In a recent meeting with parents from Las Palmeras, we were in a long debate about how to move forward with our project now that the school we created together is a registered public pre-school and primary school with two teachers hired and paid by the Ministry of Education.
One idea was to include an Alma teacher in the regular school day in order to train the state teachers to use Alma strategies to improve the impact of their teaching, while also using the Las Palmeras school as a pilot to test Alma’s methodology within the state-mandated curriculum. The idea is complicated but has a long term focus on the quality of instruction in the school.
A second, and more simple, the idea was to have Alma implement an afterschool computer skills project; meaning we would have to equip the school with computers for the children to use.

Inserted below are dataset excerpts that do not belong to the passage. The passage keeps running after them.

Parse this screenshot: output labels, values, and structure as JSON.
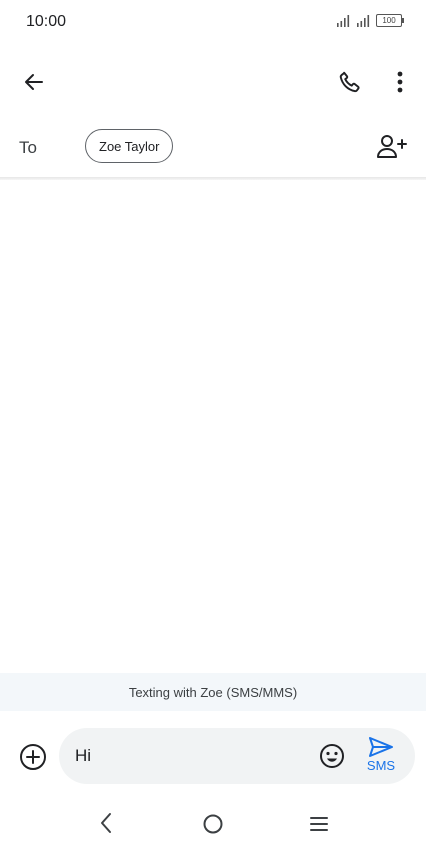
{
  "status_bar": {
    "time": "10:00",
    "battery": "100"
  },
  "recipient": {
    "to_label": "To",
    "chip_name": "Zoe Taylor"
  },
  "banner": {
    "text": "Texting with Zoe (SMS/MMS)"
  },
  "compose": {
    "message_value": "Hi",
    "send_label": "SMS"
  },
  "colors": {
    "accent": "#1a73e8",
    "banner_bg": "#f3f7fa",
    "compose_bg": "#f1f3f4"
  },
  "icons": {
    "back": "arrow-left-icon",
    "call": "phone-icon",
    "menu": "more-vert-icon",
    "add_contact": "person-add-icon",
    "attach": "plus-circle-icon",
    "emoji": "emoji-icon",
    "send": "send-icon",
    "nav_back": "chevron-left-icon",
    "nav_home": "circle-home-icon",
    "nav_menu": "hamburger-icon"
  }
}
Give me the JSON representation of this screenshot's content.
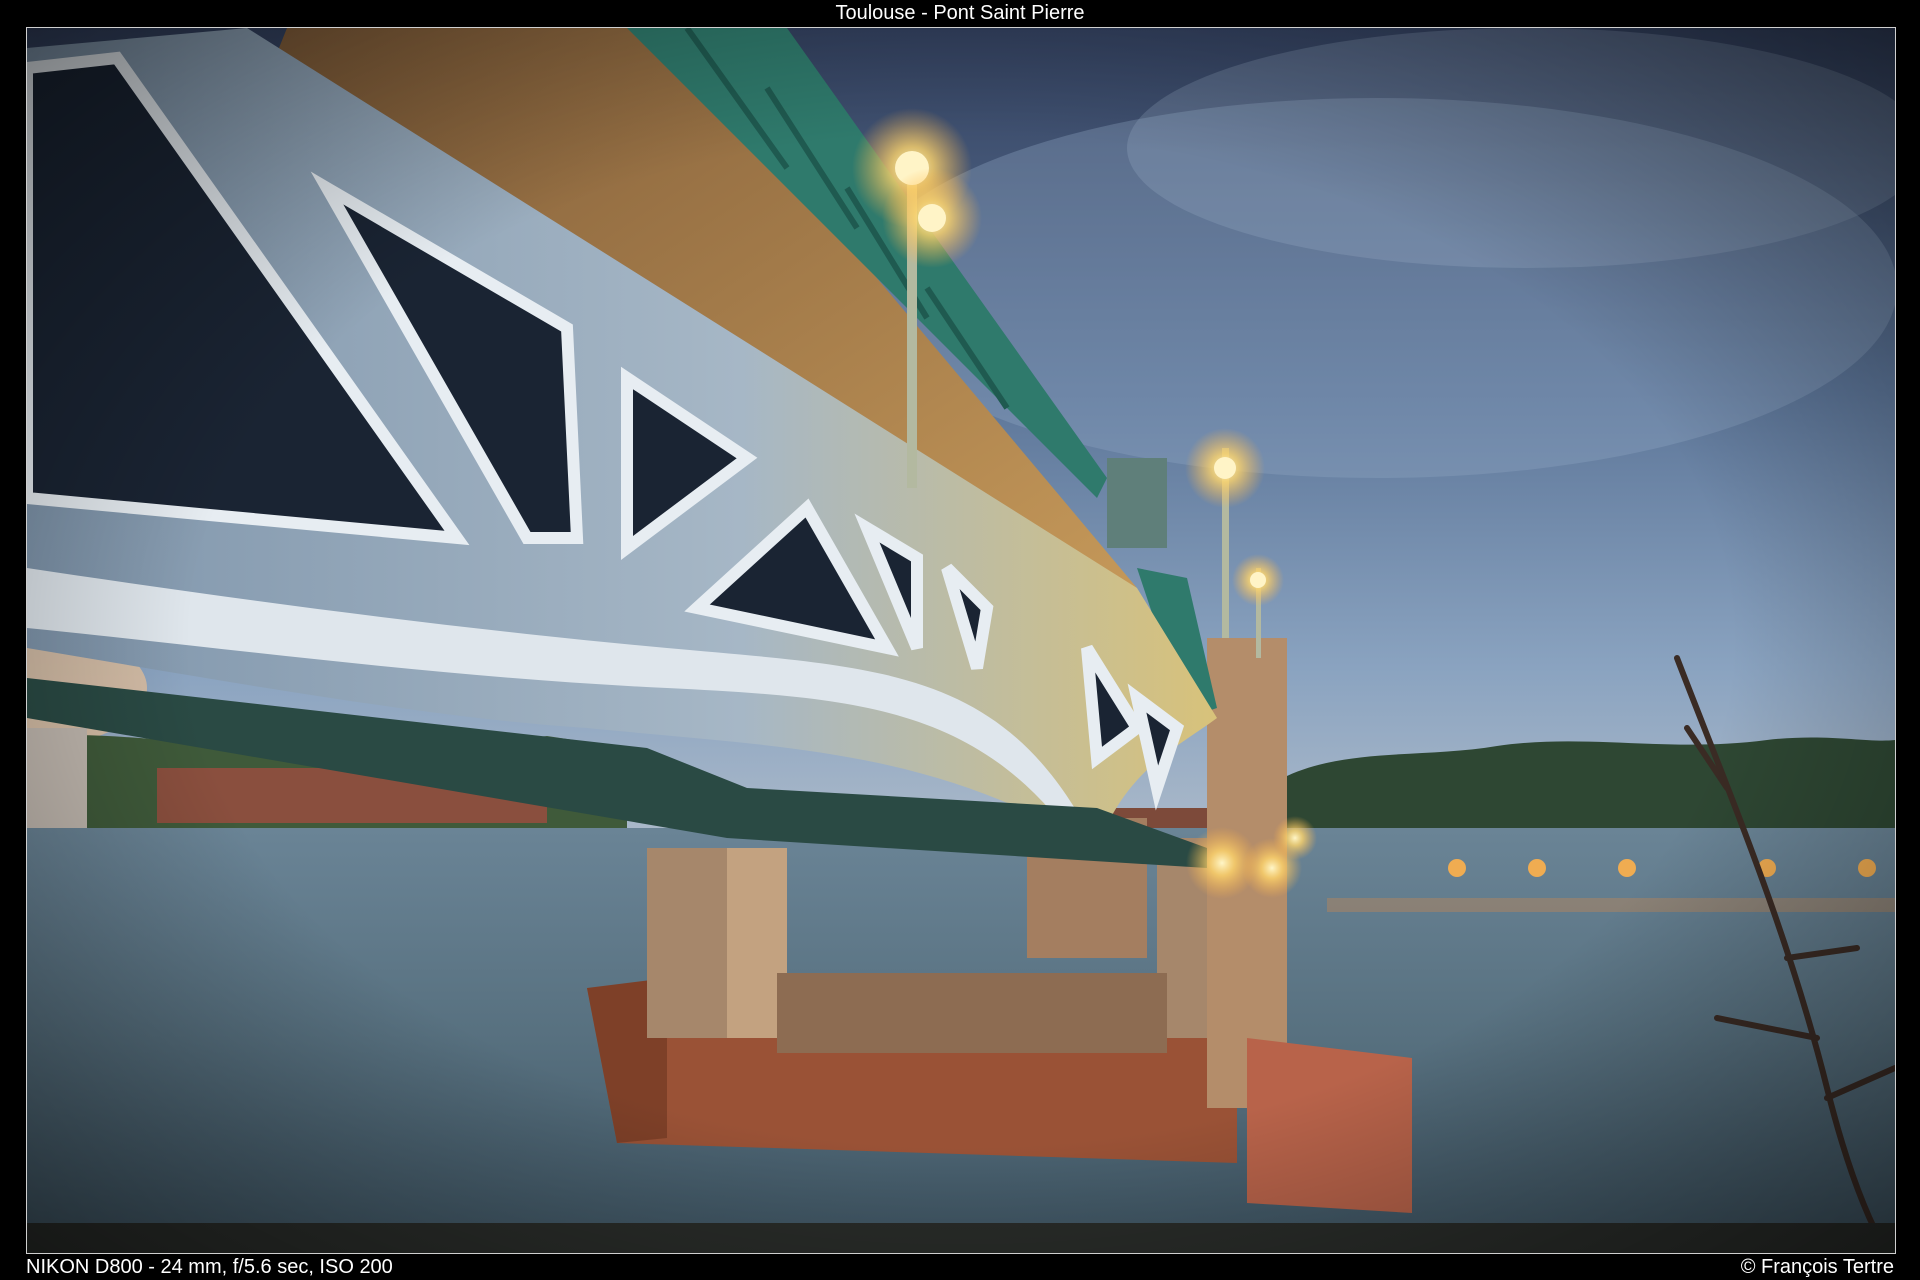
{
  "photo": {
    "title": "Toulouse - Pont Saint Pierre",
    "exif": "NIKON D800 - 24 mm, f/5.6 sec, ISO 200",
    "copyright": "© François Tertre"
  },
  "colors": {
    "frame": "#000000",
    "sky_top": "#3a4a6a",
    "sky_mid": "#6b84a6",
    "river": "#5a7080",
    "bridge_steel": "#8fa6bd",
    "railing": "#2f7a6c",
    "brick": "#a0563a",
    "lamp_glow": "#ffd56b"
  }
}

In most of my experience, parents would go for the second idea. On one hand, there is a material benefit to the school through the computers. On the other, children who have no access to computers would learn the basic skills needed in a higher learning or professional setting along with the critical/creative thinking skills and academic reinforcement within fun cultural activities typical of all Alma projects. But the parents opted for the first idea, and their reasoning was clear:
“We need to ensure high-quality instruction within the regular school day first so that our children learn to analyze, evaluate, and use the academics they learn. We will worry about additional skills like computers once we know our school is the best school it can be.”
I was surprised with their decision, and thrilled that after years of working together, the community members in Las Palmeras are still prioritizing the quality of education, even if it means holding off on other enticing opportunities!